The Times of India Editorial
Dec 15 2014
In Today's Polarised Atmosphere, Time for A Uniform Civil Code Is Not Yet Ripe
Law minister Sadananda Gowda is right when he says that a uniform civil code is mandated by the Constitution. Article 44 establishes having a uniform code is a directive principle of state policy. BJP likes to cite Congress's failure to establish a uniform civil code as an example of its perverse secularism. If Hindu personal laws can be modernised and freed from religious edicts, why can't the same be done for other personal laws? And once this is done, what is the rationale for having separate personal laws governing secular matters such as marriage, divorce, inheritance and so on for every religious denomination? This is not the practice in any other secular country. Even many Muslim countries have dropped archaic practices permitted in India such as divorce through triple Talaq.
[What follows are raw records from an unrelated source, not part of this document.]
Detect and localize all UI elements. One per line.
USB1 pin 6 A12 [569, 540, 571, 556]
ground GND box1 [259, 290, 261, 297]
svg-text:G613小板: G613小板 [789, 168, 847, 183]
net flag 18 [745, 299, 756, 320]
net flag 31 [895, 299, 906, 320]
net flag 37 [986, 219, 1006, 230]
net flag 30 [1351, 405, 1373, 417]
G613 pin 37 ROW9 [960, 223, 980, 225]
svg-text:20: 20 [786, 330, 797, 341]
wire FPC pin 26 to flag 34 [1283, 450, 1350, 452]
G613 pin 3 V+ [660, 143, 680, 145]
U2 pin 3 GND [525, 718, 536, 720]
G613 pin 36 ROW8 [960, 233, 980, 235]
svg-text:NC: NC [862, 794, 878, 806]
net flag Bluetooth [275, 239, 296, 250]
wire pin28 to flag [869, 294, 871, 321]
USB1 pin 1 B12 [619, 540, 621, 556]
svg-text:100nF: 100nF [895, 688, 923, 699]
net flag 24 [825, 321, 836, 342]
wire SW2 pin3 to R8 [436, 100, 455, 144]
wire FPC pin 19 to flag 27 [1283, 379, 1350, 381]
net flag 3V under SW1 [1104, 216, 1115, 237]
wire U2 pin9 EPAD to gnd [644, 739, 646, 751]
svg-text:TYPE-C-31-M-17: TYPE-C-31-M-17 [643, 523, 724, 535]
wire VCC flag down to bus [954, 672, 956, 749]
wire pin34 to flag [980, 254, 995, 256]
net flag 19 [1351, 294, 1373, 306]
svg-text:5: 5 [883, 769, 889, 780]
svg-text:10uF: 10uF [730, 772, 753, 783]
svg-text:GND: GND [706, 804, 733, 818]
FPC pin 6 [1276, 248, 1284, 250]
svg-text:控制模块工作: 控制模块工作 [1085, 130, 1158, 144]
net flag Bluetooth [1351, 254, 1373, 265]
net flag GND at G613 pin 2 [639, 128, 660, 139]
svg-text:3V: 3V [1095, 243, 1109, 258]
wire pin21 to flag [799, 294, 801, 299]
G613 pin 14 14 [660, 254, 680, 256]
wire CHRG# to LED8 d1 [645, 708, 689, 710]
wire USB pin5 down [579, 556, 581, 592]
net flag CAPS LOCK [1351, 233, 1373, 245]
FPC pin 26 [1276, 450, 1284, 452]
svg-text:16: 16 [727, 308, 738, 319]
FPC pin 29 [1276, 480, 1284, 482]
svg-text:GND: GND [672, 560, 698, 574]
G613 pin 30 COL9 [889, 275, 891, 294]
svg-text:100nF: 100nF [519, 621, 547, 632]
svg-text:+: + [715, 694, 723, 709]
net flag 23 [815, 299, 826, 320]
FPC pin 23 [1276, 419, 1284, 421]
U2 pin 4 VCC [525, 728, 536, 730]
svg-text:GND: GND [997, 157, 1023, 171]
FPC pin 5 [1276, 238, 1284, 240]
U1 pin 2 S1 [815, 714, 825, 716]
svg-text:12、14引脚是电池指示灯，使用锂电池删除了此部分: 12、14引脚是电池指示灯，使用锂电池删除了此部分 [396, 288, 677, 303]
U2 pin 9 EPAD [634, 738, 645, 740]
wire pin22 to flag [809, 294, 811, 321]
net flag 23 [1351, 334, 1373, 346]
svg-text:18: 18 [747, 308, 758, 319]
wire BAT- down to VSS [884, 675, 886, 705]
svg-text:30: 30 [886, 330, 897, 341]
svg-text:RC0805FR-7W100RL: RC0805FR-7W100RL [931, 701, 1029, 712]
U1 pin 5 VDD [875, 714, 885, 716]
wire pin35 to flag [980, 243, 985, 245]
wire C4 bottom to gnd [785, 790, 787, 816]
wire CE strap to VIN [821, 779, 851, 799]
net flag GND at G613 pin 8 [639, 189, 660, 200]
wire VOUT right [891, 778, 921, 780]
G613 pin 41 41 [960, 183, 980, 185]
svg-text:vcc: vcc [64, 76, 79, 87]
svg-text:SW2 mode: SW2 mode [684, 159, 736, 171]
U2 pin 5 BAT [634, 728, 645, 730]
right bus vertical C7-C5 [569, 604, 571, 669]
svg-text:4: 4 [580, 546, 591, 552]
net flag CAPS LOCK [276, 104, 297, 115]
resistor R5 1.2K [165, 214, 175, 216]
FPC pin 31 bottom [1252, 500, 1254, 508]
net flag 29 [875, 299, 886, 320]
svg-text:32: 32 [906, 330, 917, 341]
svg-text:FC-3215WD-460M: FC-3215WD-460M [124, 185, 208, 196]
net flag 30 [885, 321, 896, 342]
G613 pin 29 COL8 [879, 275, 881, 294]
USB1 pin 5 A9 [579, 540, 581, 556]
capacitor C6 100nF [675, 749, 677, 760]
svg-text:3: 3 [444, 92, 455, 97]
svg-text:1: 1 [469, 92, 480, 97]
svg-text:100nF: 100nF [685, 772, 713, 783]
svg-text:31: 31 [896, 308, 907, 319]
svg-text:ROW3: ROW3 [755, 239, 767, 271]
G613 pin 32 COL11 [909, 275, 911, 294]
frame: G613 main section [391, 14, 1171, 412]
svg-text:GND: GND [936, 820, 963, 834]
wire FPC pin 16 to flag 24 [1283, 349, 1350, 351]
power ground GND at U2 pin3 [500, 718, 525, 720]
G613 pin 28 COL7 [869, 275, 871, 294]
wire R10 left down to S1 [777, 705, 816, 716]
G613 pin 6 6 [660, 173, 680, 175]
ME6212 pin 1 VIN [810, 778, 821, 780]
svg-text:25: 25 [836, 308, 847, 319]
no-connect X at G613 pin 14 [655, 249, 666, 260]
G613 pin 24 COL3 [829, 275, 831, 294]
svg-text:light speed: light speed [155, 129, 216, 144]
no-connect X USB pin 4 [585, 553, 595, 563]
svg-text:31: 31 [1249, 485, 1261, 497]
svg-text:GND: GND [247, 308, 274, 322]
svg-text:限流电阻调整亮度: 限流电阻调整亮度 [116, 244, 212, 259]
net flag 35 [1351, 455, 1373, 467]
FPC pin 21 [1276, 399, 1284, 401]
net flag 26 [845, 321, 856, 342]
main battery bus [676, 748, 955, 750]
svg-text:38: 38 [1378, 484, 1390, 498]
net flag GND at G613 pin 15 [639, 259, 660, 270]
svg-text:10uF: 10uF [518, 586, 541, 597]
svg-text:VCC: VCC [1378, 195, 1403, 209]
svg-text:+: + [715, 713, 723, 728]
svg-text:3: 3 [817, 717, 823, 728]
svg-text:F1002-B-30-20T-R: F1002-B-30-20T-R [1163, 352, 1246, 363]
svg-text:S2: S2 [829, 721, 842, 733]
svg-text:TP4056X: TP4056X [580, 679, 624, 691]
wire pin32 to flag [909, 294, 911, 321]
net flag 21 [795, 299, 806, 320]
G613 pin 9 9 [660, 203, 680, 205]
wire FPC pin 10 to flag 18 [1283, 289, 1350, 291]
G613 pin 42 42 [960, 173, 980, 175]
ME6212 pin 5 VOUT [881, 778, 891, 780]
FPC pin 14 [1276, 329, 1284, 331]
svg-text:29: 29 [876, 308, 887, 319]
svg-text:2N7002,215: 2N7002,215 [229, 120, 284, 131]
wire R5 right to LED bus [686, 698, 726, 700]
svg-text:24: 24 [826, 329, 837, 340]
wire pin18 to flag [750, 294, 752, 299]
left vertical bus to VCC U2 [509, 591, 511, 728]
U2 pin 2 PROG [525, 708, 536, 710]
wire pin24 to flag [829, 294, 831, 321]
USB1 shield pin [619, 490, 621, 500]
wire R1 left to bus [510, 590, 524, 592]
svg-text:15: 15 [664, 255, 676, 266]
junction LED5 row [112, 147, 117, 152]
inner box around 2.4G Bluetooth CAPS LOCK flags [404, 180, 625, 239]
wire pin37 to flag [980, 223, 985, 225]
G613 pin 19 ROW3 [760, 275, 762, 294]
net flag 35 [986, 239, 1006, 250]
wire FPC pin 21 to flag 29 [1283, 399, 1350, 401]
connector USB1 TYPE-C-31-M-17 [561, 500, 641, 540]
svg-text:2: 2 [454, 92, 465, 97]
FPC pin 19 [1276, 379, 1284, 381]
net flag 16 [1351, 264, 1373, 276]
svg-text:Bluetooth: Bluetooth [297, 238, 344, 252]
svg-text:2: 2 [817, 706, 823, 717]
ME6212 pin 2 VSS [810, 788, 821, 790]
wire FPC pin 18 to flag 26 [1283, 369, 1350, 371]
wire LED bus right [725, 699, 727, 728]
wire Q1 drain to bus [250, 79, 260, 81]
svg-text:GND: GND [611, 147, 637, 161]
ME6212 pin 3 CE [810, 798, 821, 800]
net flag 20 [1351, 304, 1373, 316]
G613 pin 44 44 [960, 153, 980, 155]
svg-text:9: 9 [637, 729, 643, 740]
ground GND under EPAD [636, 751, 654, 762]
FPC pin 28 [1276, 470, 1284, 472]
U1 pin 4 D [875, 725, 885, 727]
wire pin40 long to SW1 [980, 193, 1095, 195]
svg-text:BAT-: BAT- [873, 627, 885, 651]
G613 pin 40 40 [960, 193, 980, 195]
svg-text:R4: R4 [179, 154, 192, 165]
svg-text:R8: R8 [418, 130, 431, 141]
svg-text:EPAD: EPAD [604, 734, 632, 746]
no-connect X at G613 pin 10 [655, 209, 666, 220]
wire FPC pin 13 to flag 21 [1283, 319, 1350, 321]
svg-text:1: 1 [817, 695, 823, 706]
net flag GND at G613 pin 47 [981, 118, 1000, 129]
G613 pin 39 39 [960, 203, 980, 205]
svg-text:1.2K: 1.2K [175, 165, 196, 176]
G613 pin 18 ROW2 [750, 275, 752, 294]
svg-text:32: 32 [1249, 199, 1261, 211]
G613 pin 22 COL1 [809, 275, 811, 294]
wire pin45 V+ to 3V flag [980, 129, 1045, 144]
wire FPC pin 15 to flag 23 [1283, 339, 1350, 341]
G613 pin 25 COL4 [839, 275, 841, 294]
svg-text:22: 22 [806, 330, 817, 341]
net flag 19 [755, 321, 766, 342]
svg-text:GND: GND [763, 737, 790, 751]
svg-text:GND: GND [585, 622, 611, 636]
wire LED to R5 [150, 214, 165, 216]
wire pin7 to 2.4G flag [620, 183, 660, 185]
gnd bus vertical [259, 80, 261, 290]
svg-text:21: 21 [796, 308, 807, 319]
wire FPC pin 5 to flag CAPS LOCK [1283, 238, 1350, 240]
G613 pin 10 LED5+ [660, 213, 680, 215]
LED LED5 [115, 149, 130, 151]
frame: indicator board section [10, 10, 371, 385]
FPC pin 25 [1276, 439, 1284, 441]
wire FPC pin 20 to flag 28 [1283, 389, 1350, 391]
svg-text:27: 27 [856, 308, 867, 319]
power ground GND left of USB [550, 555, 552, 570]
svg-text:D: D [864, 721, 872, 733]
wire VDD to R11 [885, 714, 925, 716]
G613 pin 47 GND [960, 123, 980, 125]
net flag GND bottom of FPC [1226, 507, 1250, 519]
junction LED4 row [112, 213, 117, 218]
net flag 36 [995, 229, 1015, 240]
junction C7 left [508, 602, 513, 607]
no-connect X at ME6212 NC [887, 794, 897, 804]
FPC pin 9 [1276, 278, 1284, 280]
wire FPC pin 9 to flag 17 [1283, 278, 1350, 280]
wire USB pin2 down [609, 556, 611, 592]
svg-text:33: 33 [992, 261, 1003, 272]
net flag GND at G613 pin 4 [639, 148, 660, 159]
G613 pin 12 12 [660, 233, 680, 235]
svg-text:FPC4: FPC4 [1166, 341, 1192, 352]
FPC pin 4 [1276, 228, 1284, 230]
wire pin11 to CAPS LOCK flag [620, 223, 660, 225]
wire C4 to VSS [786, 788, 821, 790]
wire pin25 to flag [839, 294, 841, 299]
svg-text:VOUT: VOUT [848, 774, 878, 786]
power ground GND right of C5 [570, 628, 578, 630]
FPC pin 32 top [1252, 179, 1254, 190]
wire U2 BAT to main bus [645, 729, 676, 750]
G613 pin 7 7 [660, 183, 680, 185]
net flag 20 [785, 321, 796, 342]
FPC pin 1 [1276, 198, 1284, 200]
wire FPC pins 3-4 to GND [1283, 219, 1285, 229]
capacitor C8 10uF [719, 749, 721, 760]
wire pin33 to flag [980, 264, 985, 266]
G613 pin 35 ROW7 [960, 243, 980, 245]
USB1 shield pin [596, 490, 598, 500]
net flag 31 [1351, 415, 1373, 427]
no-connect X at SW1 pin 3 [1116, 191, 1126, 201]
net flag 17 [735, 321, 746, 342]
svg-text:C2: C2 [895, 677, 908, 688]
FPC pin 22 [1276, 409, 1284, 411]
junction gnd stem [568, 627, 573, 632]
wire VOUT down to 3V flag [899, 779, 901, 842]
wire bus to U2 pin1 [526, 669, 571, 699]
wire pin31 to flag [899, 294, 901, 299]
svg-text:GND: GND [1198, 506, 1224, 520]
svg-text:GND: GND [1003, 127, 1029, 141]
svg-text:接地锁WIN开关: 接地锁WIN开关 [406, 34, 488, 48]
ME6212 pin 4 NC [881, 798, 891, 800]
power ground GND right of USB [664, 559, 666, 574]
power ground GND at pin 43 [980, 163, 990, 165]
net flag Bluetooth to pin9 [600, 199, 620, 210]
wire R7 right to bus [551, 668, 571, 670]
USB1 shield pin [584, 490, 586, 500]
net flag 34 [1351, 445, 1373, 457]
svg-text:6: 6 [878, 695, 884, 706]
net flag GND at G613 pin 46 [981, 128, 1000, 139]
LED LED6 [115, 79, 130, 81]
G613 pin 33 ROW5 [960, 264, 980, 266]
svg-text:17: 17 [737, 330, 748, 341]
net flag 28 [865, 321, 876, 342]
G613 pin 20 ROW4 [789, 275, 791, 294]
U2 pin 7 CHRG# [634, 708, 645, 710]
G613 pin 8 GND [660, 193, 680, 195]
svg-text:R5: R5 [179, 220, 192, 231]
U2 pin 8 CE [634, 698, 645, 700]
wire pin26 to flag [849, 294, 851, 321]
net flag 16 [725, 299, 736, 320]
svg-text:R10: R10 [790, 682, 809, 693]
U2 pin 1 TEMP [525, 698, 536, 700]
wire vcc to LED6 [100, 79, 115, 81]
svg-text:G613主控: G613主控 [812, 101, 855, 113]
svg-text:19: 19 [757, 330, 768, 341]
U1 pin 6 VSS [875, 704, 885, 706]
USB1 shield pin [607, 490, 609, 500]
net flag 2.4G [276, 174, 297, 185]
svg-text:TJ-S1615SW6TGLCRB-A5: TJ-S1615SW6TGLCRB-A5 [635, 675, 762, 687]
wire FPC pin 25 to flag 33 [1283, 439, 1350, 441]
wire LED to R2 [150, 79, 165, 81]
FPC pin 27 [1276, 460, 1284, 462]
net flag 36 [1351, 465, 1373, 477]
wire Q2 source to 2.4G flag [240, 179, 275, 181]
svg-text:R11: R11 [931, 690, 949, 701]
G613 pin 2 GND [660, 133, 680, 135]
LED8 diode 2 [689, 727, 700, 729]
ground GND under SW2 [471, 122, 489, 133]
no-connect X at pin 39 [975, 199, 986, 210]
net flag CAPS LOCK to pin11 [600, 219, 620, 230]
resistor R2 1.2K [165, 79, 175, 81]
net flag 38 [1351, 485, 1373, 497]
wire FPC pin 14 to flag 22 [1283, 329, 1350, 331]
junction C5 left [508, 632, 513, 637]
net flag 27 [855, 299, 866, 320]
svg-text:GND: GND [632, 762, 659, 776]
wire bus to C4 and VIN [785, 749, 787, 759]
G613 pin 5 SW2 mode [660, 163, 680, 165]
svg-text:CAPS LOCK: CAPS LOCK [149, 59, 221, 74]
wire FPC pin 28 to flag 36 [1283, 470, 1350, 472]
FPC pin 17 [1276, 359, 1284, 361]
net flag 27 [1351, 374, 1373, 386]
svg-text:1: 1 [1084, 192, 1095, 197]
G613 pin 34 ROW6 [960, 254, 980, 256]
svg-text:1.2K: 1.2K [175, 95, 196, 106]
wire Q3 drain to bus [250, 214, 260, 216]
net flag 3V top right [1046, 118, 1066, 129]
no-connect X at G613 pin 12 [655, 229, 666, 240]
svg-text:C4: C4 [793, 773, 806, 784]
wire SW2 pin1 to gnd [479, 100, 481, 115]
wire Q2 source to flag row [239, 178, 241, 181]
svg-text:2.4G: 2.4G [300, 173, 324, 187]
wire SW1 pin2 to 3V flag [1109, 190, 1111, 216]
While a uniform, modern and elegant civil code would grant equal rights to women and generally make citizens' lives simpler, the biggest flaw in the case for it is, well, that the case is being made by BJP and Sangh Parivar affiliates not known otherwise for their secularism. You can't advocate a uniform code in one breath and Ram Mandir in the next: each contradicts the other. A string of statements from BJP worthies over just the last couple of weeks demonstrates why their secular bonafides are suspect, leading to distrust. Union minister Sadhvi Niranjan Jyoti infamously pronounced anyone not a progeny of Ram to be a Haramzada. BJP MP Sakshi Maharaj confessed, on the floor of Parliament, his admiration for Gandhi's murderer Nathuram Godse. From the high office of UP's governor, Ram Naik called for building the Ram temple. State BJP chief Laxmikant Bajpai claimed Taj Mahal to be part of an ancient Hindu temple. And this list is by no means exhaustive.
BJP's communalism is thus the mirror image of Congress's selective secularism and no reasonable middle ground has emerged. In the circumstances it's best for NDA to focus on the economy, governance and security matters for now and leave more controversial issues for later. As it is, the steady stream of sectarian statements from BJP and fellow travellers provide a handle to opposition to unite and block measures to revive the economy .Pushing a uniform code now will only make matters worse and come in the way of any constructive work from getting done.